Despite a recent rise in pediatric hospital admissions across New York, Gov. Kathy Hochul said schools will stay open amid a surge in COVID-19 cases.

Hochul, providing a post-Christmas update Monday morning, said the state is planning “for all scenarios, including the worst-case scenario,” as the omicron variant has contributed to a case rise statewide.

That case rise has been accompanied by a rise in pediatric hospital admissions statewide; from Dec. 19-23, the state reported 184 admissions, with 109 of them in New York City alone.

Hochul’s goal, also repeated by acting Health Commissioner Dr. Mary Bassett, is to keep schools open despite these numbers and lower-than-expected vaccination statistics among children aged 5-11.

“We want to make sure these schools stay open,” the governor said. “We want more vaccinated; we want them boosted at some point as soon as possible.”

She added that at least 3 million tests were expected in the state this week, with almost all of them heading to schools.

Just 16.4% of New Yorkers aged 5-11 have completed their vaccine series, with 27.3% having at least one dose of the vaccine.
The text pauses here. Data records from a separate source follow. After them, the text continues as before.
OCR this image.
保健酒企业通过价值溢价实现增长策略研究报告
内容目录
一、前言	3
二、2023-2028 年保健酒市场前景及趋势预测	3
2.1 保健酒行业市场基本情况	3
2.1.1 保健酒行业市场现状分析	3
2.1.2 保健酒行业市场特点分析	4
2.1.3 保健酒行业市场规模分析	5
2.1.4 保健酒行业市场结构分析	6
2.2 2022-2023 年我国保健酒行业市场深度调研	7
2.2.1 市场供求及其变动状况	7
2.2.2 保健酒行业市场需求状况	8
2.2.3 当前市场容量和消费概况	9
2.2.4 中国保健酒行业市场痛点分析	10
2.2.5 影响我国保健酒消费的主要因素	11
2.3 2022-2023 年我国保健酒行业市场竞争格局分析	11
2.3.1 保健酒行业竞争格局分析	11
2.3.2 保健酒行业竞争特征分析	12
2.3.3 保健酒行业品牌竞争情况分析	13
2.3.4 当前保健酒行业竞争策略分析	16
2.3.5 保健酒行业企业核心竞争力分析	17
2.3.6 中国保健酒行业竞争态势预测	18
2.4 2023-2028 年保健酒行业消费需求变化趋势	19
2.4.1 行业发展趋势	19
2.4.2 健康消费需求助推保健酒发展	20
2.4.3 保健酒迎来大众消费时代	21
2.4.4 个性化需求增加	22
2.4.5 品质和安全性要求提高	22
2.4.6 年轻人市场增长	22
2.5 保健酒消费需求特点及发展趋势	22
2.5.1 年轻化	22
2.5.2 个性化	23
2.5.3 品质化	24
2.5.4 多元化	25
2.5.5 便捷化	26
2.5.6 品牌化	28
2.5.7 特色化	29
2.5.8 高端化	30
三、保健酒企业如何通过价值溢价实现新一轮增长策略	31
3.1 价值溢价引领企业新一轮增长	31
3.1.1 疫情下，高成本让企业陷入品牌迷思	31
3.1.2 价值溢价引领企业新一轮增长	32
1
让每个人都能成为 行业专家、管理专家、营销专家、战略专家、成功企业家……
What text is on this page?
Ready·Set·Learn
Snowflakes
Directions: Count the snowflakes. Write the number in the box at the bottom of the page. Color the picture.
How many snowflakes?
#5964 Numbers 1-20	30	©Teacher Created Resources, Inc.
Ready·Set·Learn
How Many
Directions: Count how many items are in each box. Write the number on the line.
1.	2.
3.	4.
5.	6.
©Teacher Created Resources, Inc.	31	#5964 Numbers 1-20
Bassett said those rates are “disappointingly low,” and added that she hopes parents take advantage of vaccinations, as they’ve been shown to reduce chances of severe illness.

“We need to get them higher than they are, particularly in the 5-11 age group,” Bassett added. “Parents can play a role in this, understanding that their children may become infected and may become sick.”

There were almost 27,000 cases reported statewide in the last day, though Hochul noted typically low numbers on Sundays with reduced testing on weekends. The state’s seven-day average per 100,000 people statewide is now at 180.82, with rates highest in New York City and Long Island, and lowest in the North Country.

There were 5,526 hospitalizations over the last day, with 132 deaths statewide this weekend.

“We are not seeing the spike in hospitalizations,” said Hochul, who said a “worst-case scenario” would be composed of more factors than simply cases or hospitalizations. “For many individuals, the symptoms [of the omicron variant] are mild."

“There’s not going to be one number; it’s going to be a combination of events," she said.